Interesting trivia! I decided to use this information to do a quick calculation of the average length of line needed per letter written, expecting it to be something in the 1/2 cm to 1 cm range.
I came up with an interesting result.
Here are the calculations I did:
- I converted 35 miles to kilometres: 35 miles x 8/5 km/mile = 56 km.
- I converted 56 km to metres: 56 km x 1000 m/km = 56,000 m
- I converted 45,000 words to letters, based on the old typing standard of 5 letters per word: 45,000 words x 5 letters/word = 225,000 letters
- I calculated how many metres per letter: 56,000m / 225,000 letters = 0.249 m/letter
- I converted 0.249 m/letter to cm/letter: 0.249 m/letter x 100cm/m = 24.9 cm/letter; let's round that to 25 cm.
So that means that each letter uses a line 25 cm in length to draw it.
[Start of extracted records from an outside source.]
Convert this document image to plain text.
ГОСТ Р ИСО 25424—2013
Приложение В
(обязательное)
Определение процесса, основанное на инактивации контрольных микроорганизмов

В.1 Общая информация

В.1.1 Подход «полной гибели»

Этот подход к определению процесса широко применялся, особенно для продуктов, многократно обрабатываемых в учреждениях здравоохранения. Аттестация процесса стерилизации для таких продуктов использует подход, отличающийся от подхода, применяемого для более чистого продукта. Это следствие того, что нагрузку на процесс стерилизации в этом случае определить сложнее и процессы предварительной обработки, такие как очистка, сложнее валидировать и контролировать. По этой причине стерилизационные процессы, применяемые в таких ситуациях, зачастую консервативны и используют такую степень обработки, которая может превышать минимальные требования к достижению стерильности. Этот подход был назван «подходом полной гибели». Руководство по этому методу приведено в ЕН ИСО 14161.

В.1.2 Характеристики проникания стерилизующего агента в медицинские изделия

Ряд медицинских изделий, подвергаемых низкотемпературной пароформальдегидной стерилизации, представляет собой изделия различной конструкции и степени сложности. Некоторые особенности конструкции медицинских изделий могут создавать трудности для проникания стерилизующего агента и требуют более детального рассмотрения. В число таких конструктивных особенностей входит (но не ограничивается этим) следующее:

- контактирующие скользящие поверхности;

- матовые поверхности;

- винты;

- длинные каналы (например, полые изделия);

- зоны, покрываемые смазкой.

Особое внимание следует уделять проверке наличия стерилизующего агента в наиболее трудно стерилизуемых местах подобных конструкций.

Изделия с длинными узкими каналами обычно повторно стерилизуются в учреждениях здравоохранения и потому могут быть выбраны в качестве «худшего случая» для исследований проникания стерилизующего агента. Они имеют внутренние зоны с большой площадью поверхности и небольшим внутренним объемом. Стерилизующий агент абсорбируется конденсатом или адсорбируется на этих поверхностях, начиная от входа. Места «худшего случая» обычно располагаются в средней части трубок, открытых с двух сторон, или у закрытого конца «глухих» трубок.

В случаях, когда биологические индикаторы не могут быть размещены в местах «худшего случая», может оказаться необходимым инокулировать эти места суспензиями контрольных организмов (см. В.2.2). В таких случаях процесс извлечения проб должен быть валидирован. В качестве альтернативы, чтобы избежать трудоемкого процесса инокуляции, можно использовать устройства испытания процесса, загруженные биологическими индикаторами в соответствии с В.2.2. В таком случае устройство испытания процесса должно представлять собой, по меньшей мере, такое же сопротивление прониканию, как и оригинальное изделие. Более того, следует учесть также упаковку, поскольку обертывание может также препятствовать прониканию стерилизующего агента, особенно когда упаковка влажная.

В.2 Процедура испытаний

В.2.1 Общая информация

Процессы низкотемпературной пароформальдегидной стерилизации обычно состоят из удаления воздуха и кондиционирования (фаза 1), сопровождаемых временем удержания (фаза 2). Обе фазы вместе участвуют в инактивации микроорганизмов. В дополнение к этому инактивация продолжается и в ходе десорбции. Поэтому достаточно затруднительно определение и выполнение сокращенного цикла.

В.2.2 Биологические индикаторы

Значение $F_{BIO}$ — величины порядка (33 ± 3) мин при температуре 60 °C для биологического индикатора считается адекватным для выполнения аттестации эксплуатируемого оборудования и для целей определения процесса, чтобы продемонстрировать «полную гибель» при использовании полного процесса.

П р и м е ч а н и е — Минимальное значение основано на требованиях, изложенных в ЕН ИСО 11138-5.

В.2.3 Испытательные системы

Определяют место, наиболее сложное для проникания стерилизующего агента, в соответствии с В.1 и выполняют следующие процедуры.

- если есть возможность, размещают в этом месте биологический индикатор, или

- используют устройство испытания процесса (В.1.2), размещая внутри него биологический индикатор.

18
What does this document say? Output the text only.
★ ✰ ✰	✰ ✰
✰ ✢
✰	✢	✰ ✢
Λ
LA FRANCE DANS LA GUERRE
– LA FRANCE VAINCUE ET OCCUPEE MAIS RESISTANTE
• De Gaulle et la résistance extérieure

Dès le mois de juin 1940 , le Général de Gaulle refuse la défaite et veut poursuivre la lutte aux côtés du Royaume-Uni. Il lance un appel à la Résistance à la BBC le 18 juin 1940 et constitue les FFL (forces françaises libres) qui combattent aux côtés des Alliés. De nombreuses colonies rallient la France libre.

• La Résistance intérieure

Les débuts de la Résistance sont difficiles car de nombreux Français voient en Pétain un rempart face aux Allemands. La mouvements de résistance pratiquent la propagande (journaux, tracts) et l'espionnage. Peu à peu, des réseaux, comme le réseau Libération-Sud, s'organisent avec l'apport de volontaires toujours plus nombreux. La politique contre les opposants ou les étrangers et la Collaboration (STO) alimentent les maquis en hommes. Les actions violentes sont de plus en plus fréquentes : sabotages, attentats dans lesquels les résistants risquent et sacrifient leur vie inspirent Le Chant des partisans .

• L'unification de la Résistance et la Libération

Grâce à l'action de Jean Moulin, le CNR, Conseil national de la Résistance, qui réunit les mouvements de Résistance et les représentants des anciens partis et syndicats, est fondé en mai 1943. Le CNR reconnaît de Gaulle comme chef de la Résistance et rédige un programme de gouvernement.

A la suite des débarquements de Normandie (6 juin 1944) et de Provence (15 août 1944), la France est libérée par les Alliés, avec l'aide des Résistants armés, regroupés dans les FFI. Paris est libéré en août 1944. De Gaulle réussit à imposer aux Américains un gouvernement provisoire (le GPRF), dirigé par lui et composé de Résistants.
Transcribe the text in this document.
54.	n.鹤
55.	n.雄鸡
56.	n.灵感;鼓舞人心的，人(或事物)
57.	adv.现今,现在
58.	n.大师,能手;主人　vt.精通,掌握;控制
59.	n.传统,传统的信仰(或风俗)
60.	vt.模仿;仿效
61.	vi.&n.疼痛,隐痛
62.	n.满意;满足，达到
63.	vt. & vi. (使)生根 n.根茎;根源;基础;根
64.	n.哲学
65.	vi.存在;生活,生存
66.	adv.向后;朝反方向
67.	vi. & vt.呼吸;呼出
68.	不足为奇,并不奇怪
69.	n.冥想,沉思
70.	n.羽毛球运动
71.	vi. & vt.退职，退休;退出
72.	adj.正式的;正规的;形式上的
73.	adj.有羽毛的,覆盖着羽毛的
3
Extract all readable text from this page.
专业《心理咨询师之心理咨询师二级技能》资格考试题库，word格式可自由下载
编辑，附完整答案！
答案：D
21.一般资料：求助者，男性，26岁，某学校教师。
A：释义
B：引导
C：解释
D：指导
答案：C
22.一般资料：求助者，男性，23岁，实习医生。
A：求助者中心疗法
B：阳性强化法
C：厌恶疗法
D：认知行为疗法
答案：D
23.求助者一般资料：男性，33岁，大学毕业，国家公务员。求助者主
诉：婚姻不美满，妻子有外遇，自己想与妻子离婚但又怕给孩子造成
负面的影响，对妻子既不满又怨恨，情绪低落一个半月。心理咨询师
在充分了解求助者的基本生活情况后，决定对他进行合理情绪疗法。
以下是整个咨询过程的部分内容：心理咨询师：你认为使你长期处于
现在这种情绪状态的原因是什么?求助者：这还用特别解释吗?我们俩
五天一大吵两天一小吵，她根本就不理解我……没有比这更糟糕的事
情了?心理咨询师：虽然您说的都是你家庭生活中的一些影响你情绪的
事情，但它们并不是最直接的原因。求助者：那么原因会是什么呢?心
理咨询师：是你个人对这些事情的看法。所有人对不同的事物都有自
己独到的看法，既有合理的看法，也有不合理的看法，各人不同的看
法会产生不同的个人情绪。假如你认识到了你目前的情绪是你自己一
That, if we go back to imperial measurements (feet/yards/miles) is almost 10 inches. 10 inches or 25 centimetres - those are BIG letters!
Conclusion: Either 35 miles is wrong, or 45,000 words is wrong, or my calculations are wrong. I make mistakes when I do calculations. So I redid the math - twice. Still the same answer. So at this point I'm saying one of those two pieces of trivia quoted is very wrong.
Another answer to "Why math?": So we can confirm or contradict information we're given as fact!